The two statutes which provide protection to surviving spouses and children are T.C.A. §56-7-201 and §56-7-203. Here are some examples of how they work.
Assume that, at Dad’s death, he had a $100,000 life insurance policy in effect, but had named no beneficiary for whatever reason. At Dad’s death, he has lots of debt. Will Dad’s creditors be able to collect from the proceeds of his life insurance policy? After all, he did not designate a beneficiary? The answer is “no.”
If Dad did not name a beneficiary, the life insurance proceeds will be payable to his estate. Under T.C.A. §56-7-201, whether Dad died with a Will (testate) or without a Will (intestate), the proceeds will not be subject to the claims of creditors if Dad died with a surviving spouse and children or either. Under that statute, if Dad died without a Will, the life insurance proceeds must be distributed to his surviving spouse and children according to the statutes that delineate how assets are to be distributed when someone dies without a Will.
Under T.C.A. §56-7-201, if Dad died with a Will or a Revocable Trust, the life insurance proceeds will be distributed according to the provisions of his Will or Trust as if they were cash. Even if Dad’s Will or Trust does not mention the life insurance policy proceeds, those proceeds are distributed according to how Dad wanted his cash distributed. So, if Dad died with a $100,000 life insurance policy with no designated beneficiary, with more debt than $100,000, and with a Will that left all of his personal property to his surviving wife, then, his surviving wife would inherit the $100,000 free from the claims of Dad’s creditors.
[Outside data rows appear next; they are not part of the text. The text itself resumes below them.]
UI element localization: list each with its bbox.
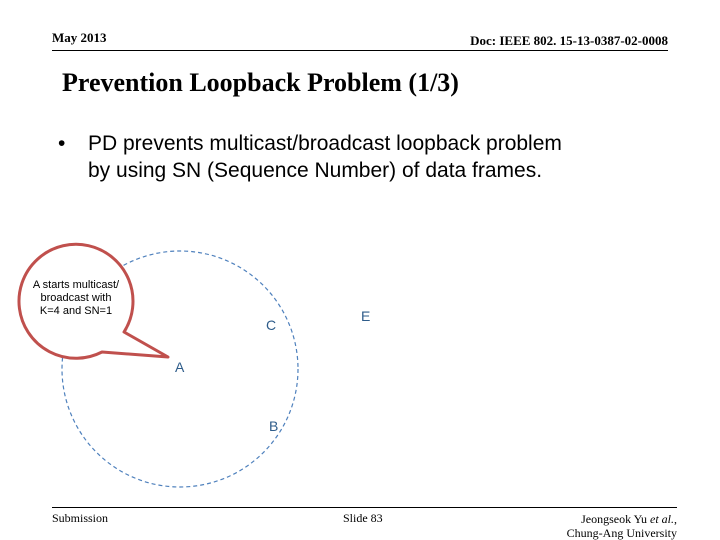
bullet-point: • PD prevents multicast/broadcast loopba… [58,130,668,184]
author-comma: , [674,512,677,526]
callout-line-1: A starts multicast/ [32,279,120,291]
header-date: May 2013 [52,30,107,45]
footer-submission: Submission [52,511,109,525]
bullet-line-2: by using SN (Sequence Number) of data fr… [88,159,543,182]
author-name: Jeongseok Yu [581,512,650,526]
node-b: B [269,418,278,434]
footer-affiliation: Chung-Ang University [566,526,677,540]
author-etal: et al. [650,512,674,526]
header-divider [52,50,668,51]
footer-author: Jeongseok Yu et al., Chung-Ang Universit… [567,512,677,540]
footer-slide-number: Slide 83 [343,511,383,525]
header-doc-id: Doc: IEEE 802. 15-13-0387-02-0008 [470,33,668,48]
callout-line-3: K=4 and SN=1 [39,305,113,317]
bullet-marker: • [58,132,66,155]
callout-text: A starts multicast/ broadcast with K=4 a… [18,279,134,318]
footer-author-line: Jeongseok Yu et al., [567,512,677,526]
bullet-line-1: PD prevents multicast/broadcast loopback… [88,132,562,155]
slide-title: Prevention Loopback Problem (1/3) [62,68,459,97]
coverage-circle [61,250,299,488]
callout-line-2: broadcast with [40,292,112,304]
node-a: A [175,359,185,375]
callout-bubble [17,242,170,360]
footer-divider [52,507,677,508]
node-e: E [361,308,370,324]
node-c: C [266,317,276,333]
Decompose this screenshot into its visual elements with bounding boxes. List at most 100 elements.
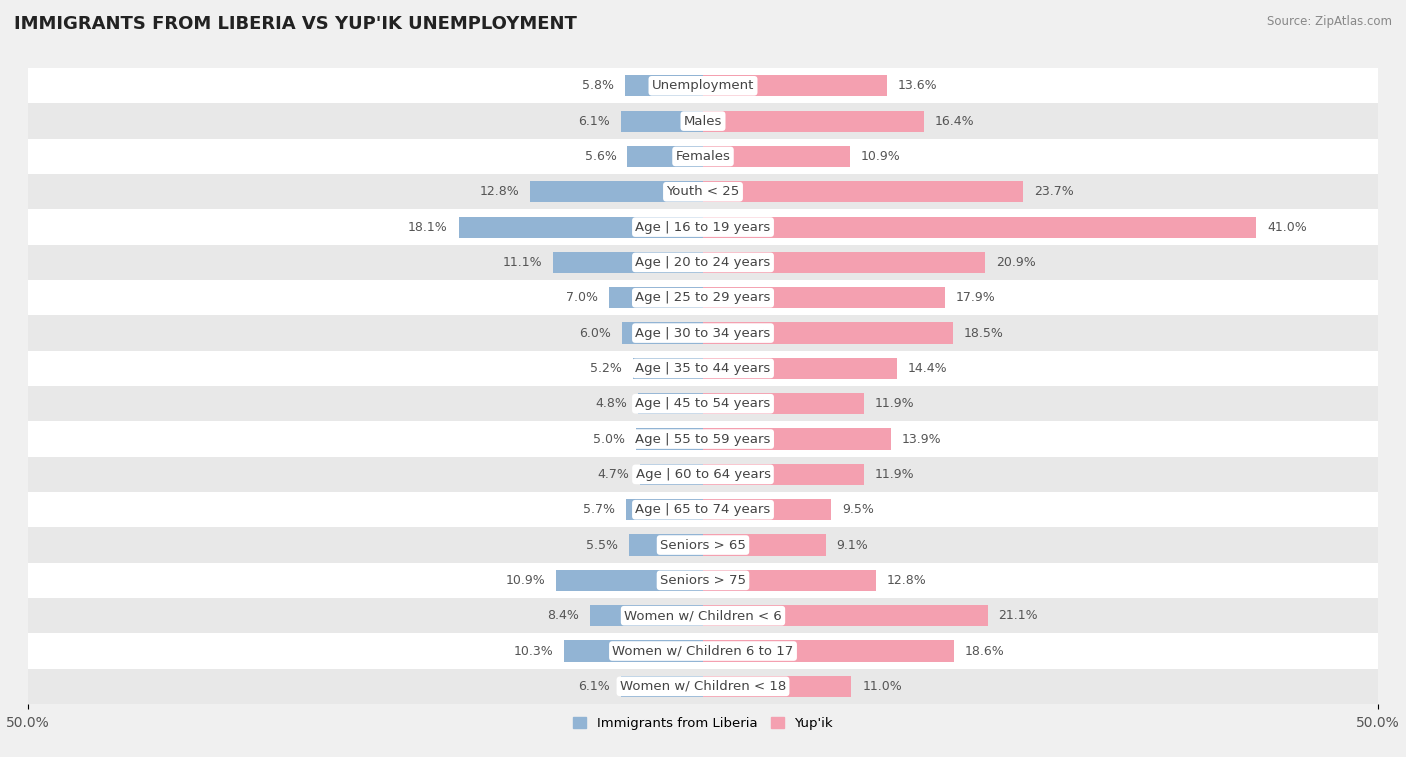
Text: Females: Females (675, 150, 731, 163)
Text: Youth < 25: Youth < 25 (666, 185, 740, 198)
Bar (703, 534, 825, 556)
Text: Age | 65 to 74 years: Age | 65 to 74 years (636, 503, 770, 516)
Bar (703, 464, 863, 485)
Bar (626, 499, 703, 520)
Text: 10.9%: 10.9% (505, 574, 546, 587)
Text: Seniors > 65: Seniors > 65 (659, 538, 747, 552)
Bar (28, 104, 1378, 139)
Text: Age | 55 to 59 years: Age | 55 to 59 years (636, 432, 770, 446)
Text: 14.4%: 14.4% (908, 362, 948, 375)
Legend: Immigrants from Liberia, Yup'ik: Immigrants from Liberia, Yup'ik (568, 712, 838, 736)
Bar (28, 280, 1378, 316)
Text: 6.1%: 6.1% (578, 114, 610, 128)
Bar (28, 492, 1378, 528)
Bar (28, 174, 1378, 210)
Bar (620, 676, 703, 697)
Text: Women w/ Children < 6: Women w/ Children < 6 (624, 609, 782, 622)
Bar (703, 393, 863, 414)
Bar (703, 499, 831, 520)
Text: Age | 60 to 64 years: Age | 60 to 64 years (636, 468, 770, 481)
Text: 13.6%: 13.6% (897, 79, 936, 92)
Bar (621, 322, 703, 344)
Bar (703, 640, 955, 662)
Text: Age | 16 to 19 years: Age | 16 to 19 years (636, 220, 770, 234)
Text: 4.7%: 4.7% (598, 468, 628, 481)
Text: 6.0%: 6.0% (579, 326, 612, 340)
Bar (703, 111, 924, 132)
Bar (703, 358, 897, 379)
Text: 12.8%: 12.8% (887, 574, 927, 587)
Bar (636, 428, 703, 450)
Bar (458, 217, 703, 238)
Text: 11.9%: 11.9% (875, 468, 914, 481)
Bar (28, 668, 1378, 704)
Text: 11.9%: 11.9% (875, 397, 914, 410)
Text: Age | 35 to 44 years: Age | 35 to 44 years (636, 362, 770, 375)
Bar (28, 386, 1378, 422)
Text: 9.5%: 9.5% (842, 503, 875, 516)
Text: 10.3%: 10.3% (513, 644, 553, 658)
Bar (703, 287, 945, 308)
Text: 18.6%: 18.6% (965, 644, 1005, 658)
Bar (624, 75, 703, 96)
Bar (609, 287, 703, 308)
Text: 5.2%: 5.2% (591, 362, 621, 375)
Text: 5.6%: 5.6% (585, 150, 617, 163)
Bar (28, 350, 1378, 386)
Text: 8.4%: 8.4% (547, 609, 579, 622)
Text: Males: Males (683, 114, 723, 128)
Text: 9.1%: 9.1% (837, 538, 869, 552)
Bar (703, 322, 953, 344)
Text: IMMIGRANTS FROM LIBERIA VS YUP'IK UNEMPLOYMENT: IMMIGRANTS FROM LIBERIA VS YUP'IK UNEMPL… (14, 15, 576, 33)
Bar (553, 252, 703, 273)
Text: Age | 25 to 29 years: Age | 25 to 29 years (636, 291, 770, 304)
Text: Age | 45 to 54 years: Age | 45 to 54 years (636, 397, 770, 410)
Text: 5.5%: 5.5% (586, 538, 619, 552)
Text: 23.7%: 23.7% (1033, 185, 1073, 198)
Text: 6.1%: 6.1% (578, 680, 610, 693)
Text: 4.8%: 4.8% (596, 397, 627, 410)
Bar (28, 528, 1378, 562)
Bar (703, 146, 851, 167)
Bar (28, 68, 1378, 104)
Text: Seniors > 75: Seniors > 75 (659, 574, 747, 587)
Bar (589, 605, 703, 626)
Text: Women w/ Children 6 to 17: Women w/ Children 6 to 17 (613, 644, 793, 658)
Text: 16.4%: 16.4% (935, 114, 974, 128)
Bar (703, 676, 852, 697)
Text: 5.8%: 5.8% (582, 79, 614, 92)
Bar (28, 634, 1378, 668)
Bar (564, 640, 703, 662)
Bar (703, 605, 988, 626)
Text: 7.0%: 7.0% (565, 291, 598, 304)
Bar (703, 181, 1024, 202)
Bar (555, 570, 703, 591)
Bar (28, 245, 1378, 280)
Bar (530, 181, 703, 202)
Bar (28, 456, 1378, 492)
Bar (28, 422, 1378, 456)
Text: 13.9%: 13.9% (901, 432, 941, 446)
Bar (638, 393, 703, 414)
Bar (640, 464, 703, 485)
Bar (703, 570, 876, 591)
Text: Women w/ Children < 18: Women w/ Children < 18 (620, 680, 786, 693)
Text: Source: ZipAtlas.com: Source: ZipAtlas.com (1267, 15, 1392, 28)
Text: 21.1%: 21.1% (998, 609, 1038, 622)
Text: 10.9%: 10.9% (860, 150, 901, 163)
Bar (28, 598, 1378, 634)
Bar (28, 139, 1378, 174)
Text: 41.0%: 41.0% (1267, 220, 1308, 234)
Bar (28, 210, 1378, 245)
Text: 18.1%: 18.1% (408, 220, 449, 234)
Bar (703, 75, 887, 96)
Text: 17.9%: 17.9% (956, 291, 995, 304)
Text: 20.9%: 20.9% (995, 256, 1036, 269)
Text: 5.0%: 5.0% (593, 432, 624, 446)
Bar (628, 534, 703, 556)
Text: 11.1%: 11.1% (503, 256, 543, 269)
Bar (28, 562, 1378, 598)
Bar (703, 217, 1257, 238)
Bar (703, 428, 890, 450)
Bar (633, 358, 703, 379)
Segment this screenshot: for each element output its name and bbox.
Another Tennessee statute, T.C.A. §56-7-203, provides that the net amount payable under a life insurance policy or annuity which was made for the benefit of a surviving spouse, child or dependent relative is free from the claims of creditors. This statute has been interpreted to apply not only to life insurance policy proceeds payable on death, but also, to the cash value of life insurance policies before death.
The above statutes, importantly, only protect life insurance proceeds from Dad’s creditors. Let’s assume that Dad and Mom have both personally guaranteed a promissory note to the Bank and Dad dies with a $100,000 life insurance policy in place. The Bank can collect its debt from the proceeds because it is just as much Mom’s debt as Dad’s debt. The same result occurs if Dad dies with a $100,000 life insurance policy in effect; Dad dies with no debt; but, Mom owes the Bank $100,000 at the time Dad dies. The Bank can collect from the life insurance policy proceeds under that scenario.
It is important that you consult with an experienced probate attorney before you come to any conclusions about how life insurance policy proceeds should be distributed or whether they are subject to the claims of creditors. The above advice is general advice, and should not be relied upon until you have discussed the facts of your particular case with an experienced lawyer.